Especially the idea of giving back.

I brought cans of soup to the conference on day one per the request that attendees bring canned foods to support the Dreamforce One Million Meals drive. While one million donated meals over four days seemed an ambitious goal, Marc and one of his mentors, the inspirational Tony Robbins with whom we all spent a magical three hours on Monday afternoon, each vowed to match one million meals if achieved. The final tally at the end of Dreamforce? Over three million meals donated.

Each day at Dreamforce had a different philanthropic focus–hunger, early childhood education, jobs for military veterans and helping non-profit organizations.

“Innovation, having fun, and giving back should be the core values for everyone.”

Appealing to the Salesforce.com CEO who invited and introduced her, Hillary Clinton kicked off day two along with Klaus Schwab, founder and Executive Chairman of the World Economic Forum (WEF). Just as Marc pushed aside talk of technology product to focus on giving back, Hillary similarly put aside politics.

The camera panned to 100 local school children, lucky conference invitees and future beneficiaries of a just-announced $5 million grant by Salesforce.com to the San Francisco Unified School District (SFUSD).

How cool it must be for these kids to be rows away from the former First Lady, U.S. Senator, and U.S. Secretary of State.

As early childhood education is also a focus for the Clinton Foundation, Hillary’s opening comments referenced the “Word Gap,” a recent study showing that by age four, children in high-income families have heard 30 million more words than children from lower-income families. Marc Benioff had cited the stat earlier that day. And New York Times columnist Nicholas Kristof cited the 30 million word gap in a talk I attended last week.

So now I’ve now heard this staggering 30 million word stat three times in public forums. It’s been committed to memory. I don’t want to forget it.

And then it hit me how amazing and rare this moment was, sitting in the audience with Marc Benioff, Hillary Clinton and Klaus Schwab engaging on the same stage in what could be described as a Davos-Economic-Forum-meets-tech-talk format. These three leaders represented business, government, and a non-for-profit global public interest group, yet their personal histories, passions, and philosophies were all interconnected.

Marc spent much of the first 1.5 days of Dreamforce emphasizing the importance of “multi-stakeholder dialogue.” His commitment to building partnerships between business and society to improve the world was clearly formalized by his participation in the WEF’s Young Global Leaders program, where he met a major life influencer in Klaus Schwab.

Klaus emphasized the importance of face-to-face meetings, but also the need for sustained digital interactions to keep further understanding. On the other hand, Hillary shared examples of how technology puts a higher premium on face-to-face meetings. So you could say that Salesforce technologies contribute to both the problem and the solution.
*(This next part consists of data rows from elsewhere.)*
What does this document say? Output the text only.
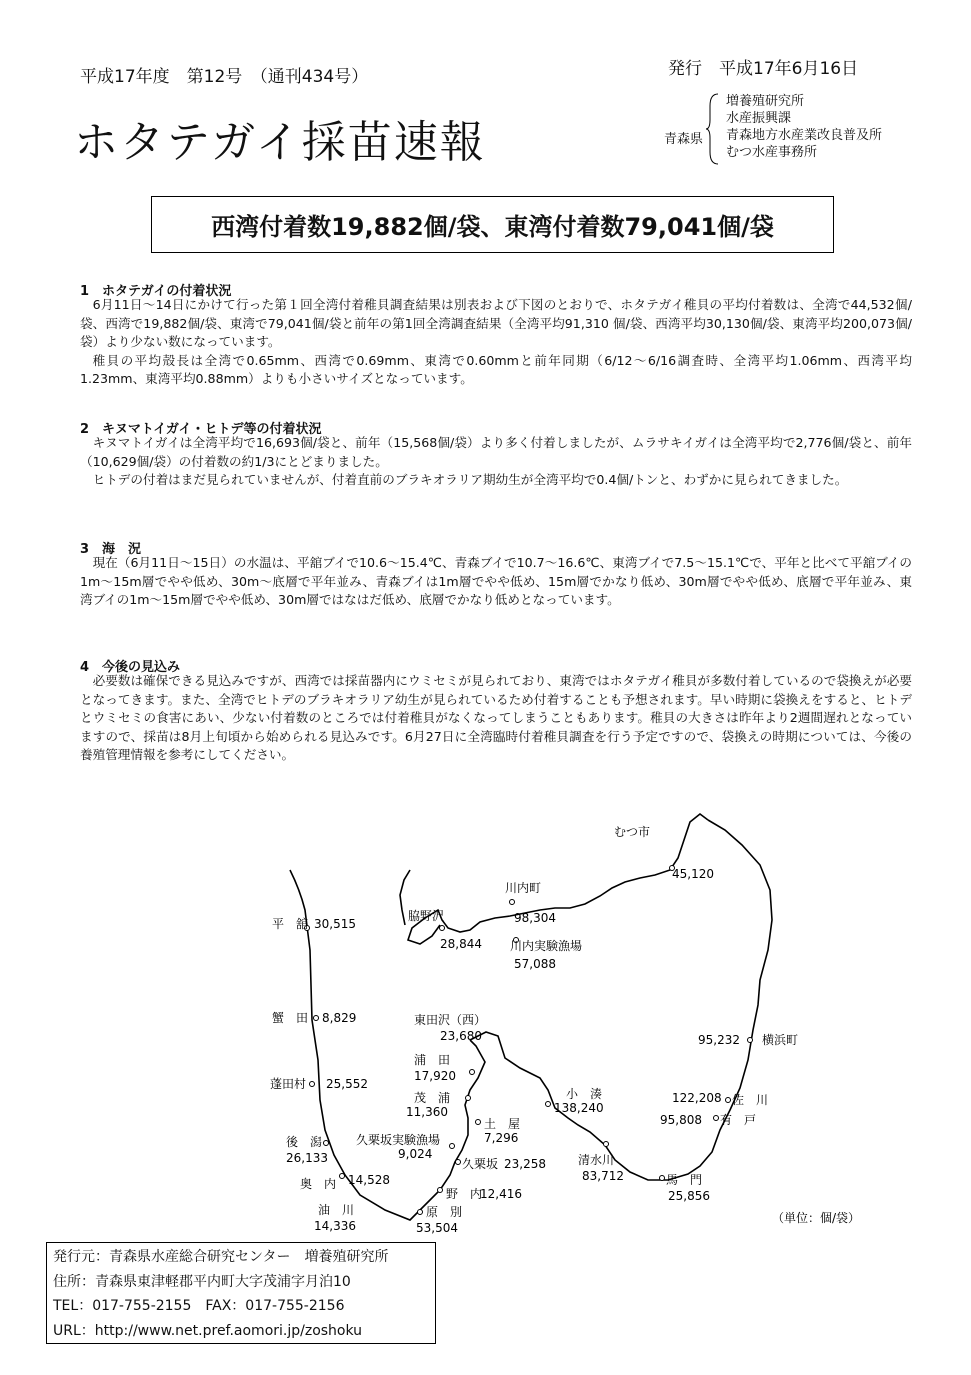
平成17年度　第12号　（通刊434号）	発行　平成17年6月16日
ホタテガイ採苗速報	青森県
増養殖研究所
水産振興課
青森地方水産業改良普及所
むつ水産事務所
西湾付着数19,882個/袋、東湾付着数79,041個/袋
1　ホタテガイの付着状況

6月11日～14日にかけて行った第１回全湾付着稚貝調査結果は別表および下図のとおりで、ホタテガイ稚貝の平均付着数は、全湾で44,532個/袋、西湾で19,882個/袋、東湾で79,041個/袋と前年の第1回全湾調査結果（全湾平均91,310 個/袋、西湾平均30,130個/袋、東湾平均200,073個/袋）より少ない数になっています。

稚貝の平均殻長は全湾で0.65mm、西湾で0.69mm、東湾で0.60mmと前年同期（6/12～6/16調査時、全湾平均1.06mm、西湾平均1.23mm、東湾平均0.88mm）よりも小さいサイズとなっています。

2　キヌマトイガイ・ヒトデ等の付着状況

キヌマトイガイは全湾平均で16,693個/袋と、前年（15,568個/袋）より多く付着しましたが、ムラサキイガイは全湾平均で2,776個/袋と、前年（10,629個/袋）の付着数の約1/3にとどまりました。

ヒトデの付着はまだ見られていませんが、付着直前のブラキオラリア期幼生が全湾平均で0.4個/トンと、わずかに見られてきました。

3　海　況

現在（6月11日～15日）の水温は、平舘ブイで10.6～15.4℃、青森ブイで10.7～16.6℃、東湾ブイで7.5～15.1℃で、平年と比べて平舘ブイの1m～15m層でやや低め、30m～底層で平年並み、青森ブイは1m層でやや低め、15m層でかなり低め、30m層でやや低め、底層で平年並み、東湾ブイの1m～15m層でやや低め、30m層ではなはだ低め、底層でかなり低めとなっています。

4　今後の見込み

必要数は確保できる見込みですが、西湾では採苗器内にウミセミが見られており、東湾ではホタテガイ稚貝が多数付着しているので袋換えが必要となってきます。また、全湾でヒトデのブラキオラリア幼生が見られているため付着することも予想されます。早い時期に袋換えをすると、ヒトデとウミセミの食害にあい、少ない付着数のところでは付着稚貝がなくなってしまうこともあります。稚貝の大きさは昨年より2週間遅れとなっていますので、採苗は8月上旬頃から始められる見込みです。6月27日に全湾臨時付着稚貝調査を行う予定ですので、袋換えの時期については、今後の養殖管理情報を参考にしてください。

むつ市
45,120
川内町
98,304
脇野沢
28,844 川内実験漁場
57,088
平　舘 30,515
蟹　田 8,829	東田沢（西）
23,680	横浜町
95,232
浦　田
17,920
茂　浦
11,360
蓬田村 25,552
小　湊
138,240
佐　川
122,208
有　戸
95,808
土　屋
7,296
久栗坂実験漁場
9,024
後　潟
26,133	久栗坂 23,258	清水川
83,712
奥　内 14,528	馬　門
25,856
野　内
12,416
油　川
14,336
原　別
53,504
（単位：個/袋）
発行元：青森県水産総合研究センター　増養殖研究所
住所：青森県東津軽郡平内町大字茂浦字月泊10
TEL：017-755-2155　FAX：017-755-2156
URL：http://www.net.pref.aomori.jp/zoshoku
While most are versed in the Clinton Foundation‘s dedication to global health, opportunities for women and girls, and the effects of climate change, it was Hillary who complimented Marc and Salesforce.com as a role model for “doing good, while doing well.”

I have to admit not knowing much about Salesforce’s corporate mission prior to this week. Hearing the name Salesforce, my mind would always revert back to 1999 when they were constantly advertising on local radio for salespeople (and I would think “who does that in San Francisco in the midst of a tech boom?”)

Marc Benioff, that’s who. Quite successfully. So much so that a year after founding, Marc established the Salesforce.com Foundation based on a simple idea—leverage 1% of the company’s product, equity and time to improve communities around the world.

After 14 years, they are proud to share their results: 23,000 higher education and non-profit customers, over $68 million in grants, and more than 680,000 volunteer hours from employees.

It’s so simple. It’s so inspiring. It’s an incredible example of integrated philanthropy that I hope other organizations large and small will follow.

So ironically, it was a technology conference that showed me what a true multi-stakeholder dialogue looks like.